Sunday: I get a 2am text from a pal, "The local anarchist chapter raised $30,000 to put eighty-five homeless people in hotel rooms during Inauguration Week. Here's the name and phone number of one of the organizers." I have no idea how she, a lesbian film producer, got this information before any of the myriad outreach agencies, but that's Atlanta.
Monday: The organizer (let's call him Raven) is badly understaffed. Sixteen meal shifts scheduled with him as the only volunteer, yet leery of accepting help from religious organizations. We only heard whispers of his effort because homeless folks kept arriving with crude printouts offering free rooms, but with no mention of the organization, contact person, or how to apply except to stand at one of three very dangerous intersections and wait for a van, all of which smelled one lollipop short of a human trafficking scam.
I offer to come in for housing assessments, and after vetting me with trusted sources Raven accepts and I schedule an additional two case managers to join.
On the way home I cruise past the Georgia Capitol building. Two army tanks on this side, but otherwise no sign of the gun-toting nitwits in ski masks that had shown up previously.
Tuesday: Three of us set up shop in a dining hall crammed with coffee cups, old breakfast, and unboxed furniture. Someone is picking a fight by the elevator. All the volunteers have tattoos and ask for my preferred pronouns. Everyone uses street names. No one was aware that Atlanta has a housing provider system in place.
We are given a box of NarCan kits from Arkansas with the best packaging I've yet seen. The busiest woman is a Florida street medic whose boyfriend runs the med bay upstairs, we lob logistics questions at each other before someone asks her for bus fare and then wander away to various tasks.
Clients are variations on a theme: black and schizophrenic, black and escaping domestic violence, black and seeking electrician apprenticeships. We massage documents so they can qualify for state benefits, tell the gay men to check the "single" box so his partner can move in after the lease is signed, and squint at sun-bleached pill bottles.
Toward the end I snag the person-in-charge to summarize what we've done and ask if they want to be connected to other agencies, to which I am given a non-committal "eh" and the assertion that this effort is "rapid response" only and they are sheltering homeless to "fight the fash". We pack and leave the housing sign-up sheet, now covered with crossed-out names and dwarfed by an art supply table.
The organizers and I text via encrypted messages to discuss networking with other agencies, which had been unsuccessful to this point because they hadn't utilized their website, official letterhead, or email, and attempted to contact everyone via Instagram. I make introductions to another housing first agency and start digging around a Catholic clinic to see about boosting their street medicine game.
Too much red wine at dinner. 10 o'clock I get a Zoom call from a local composer who wants to collaborate on a spoken word composition, where he spends the next forty minutes asking me open-ended questions and I improvise poetry in a saddened somnambulant state.

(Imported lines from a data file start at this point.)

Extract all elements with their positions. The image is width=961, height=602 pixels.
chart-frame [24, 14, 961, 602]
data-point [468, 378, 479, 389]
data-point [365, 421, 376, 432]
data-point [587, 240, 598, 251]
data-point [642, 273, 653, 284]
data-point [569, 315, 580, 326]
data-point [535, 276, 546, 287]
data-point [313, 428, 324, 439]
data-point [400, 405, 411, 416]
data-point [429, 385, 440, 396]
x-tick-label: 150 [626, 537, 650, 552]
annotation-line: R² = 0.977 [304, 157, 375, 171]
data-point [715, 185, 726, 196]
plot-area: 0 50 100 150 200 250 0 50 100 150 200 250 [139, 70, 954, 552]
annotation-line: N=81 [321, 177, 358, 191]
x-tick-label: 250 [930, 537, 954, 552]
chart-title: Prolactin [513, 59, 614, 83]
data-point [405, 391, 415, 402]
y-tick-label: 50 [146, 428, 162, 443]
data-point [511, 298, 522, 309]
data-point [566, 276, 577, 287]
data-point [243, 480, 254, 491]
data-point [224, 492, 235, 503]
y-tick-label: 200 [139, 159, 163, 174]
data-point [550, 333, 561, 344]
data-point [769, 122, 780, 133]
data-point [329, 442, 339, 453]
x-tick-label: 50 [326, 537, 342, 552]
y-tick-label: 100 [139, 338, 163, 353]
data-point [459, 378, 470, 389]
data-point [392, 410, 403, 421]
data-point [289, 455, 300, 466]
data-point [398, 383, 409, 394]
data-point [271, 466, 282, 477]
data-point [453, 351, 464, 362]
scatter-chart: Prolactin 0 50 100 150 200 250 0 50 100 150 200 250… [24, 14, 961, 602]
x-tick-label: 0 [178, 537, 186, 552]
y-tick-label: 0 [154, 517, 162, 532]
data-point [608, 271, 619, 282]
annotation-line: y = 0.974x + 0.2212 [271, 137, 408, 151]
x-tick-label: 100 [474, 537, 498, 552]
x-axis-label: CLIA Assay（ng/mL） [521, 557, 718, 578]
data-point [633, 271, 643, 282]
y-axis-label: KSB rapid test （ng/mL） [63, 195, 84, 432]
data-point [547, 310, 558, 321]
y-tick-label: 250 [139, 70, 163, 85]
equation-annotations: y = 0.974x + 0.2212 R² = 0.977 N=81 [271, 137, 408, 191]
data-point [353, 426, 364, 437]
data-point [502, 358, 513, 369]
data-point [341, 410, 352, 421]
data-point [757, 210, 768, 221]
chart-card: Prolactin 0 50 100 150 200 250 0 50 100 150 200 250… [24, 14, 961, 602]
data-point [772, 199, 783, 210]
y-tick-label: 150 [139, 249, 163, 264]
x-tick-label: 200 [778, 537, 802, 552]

"I have a recurring nightmare about guillotines. My last one was so beautiful, like a Waterhouse painting of Saint Sebastian, the martyr led to his death by pale naked sylphs. Even the blade was unreal. It didn't make a sound, it just...fell, like a curtain of light. I see history repeating itself.
I see history repeating itself, and wonder if we should be extracting art this close to the abyss."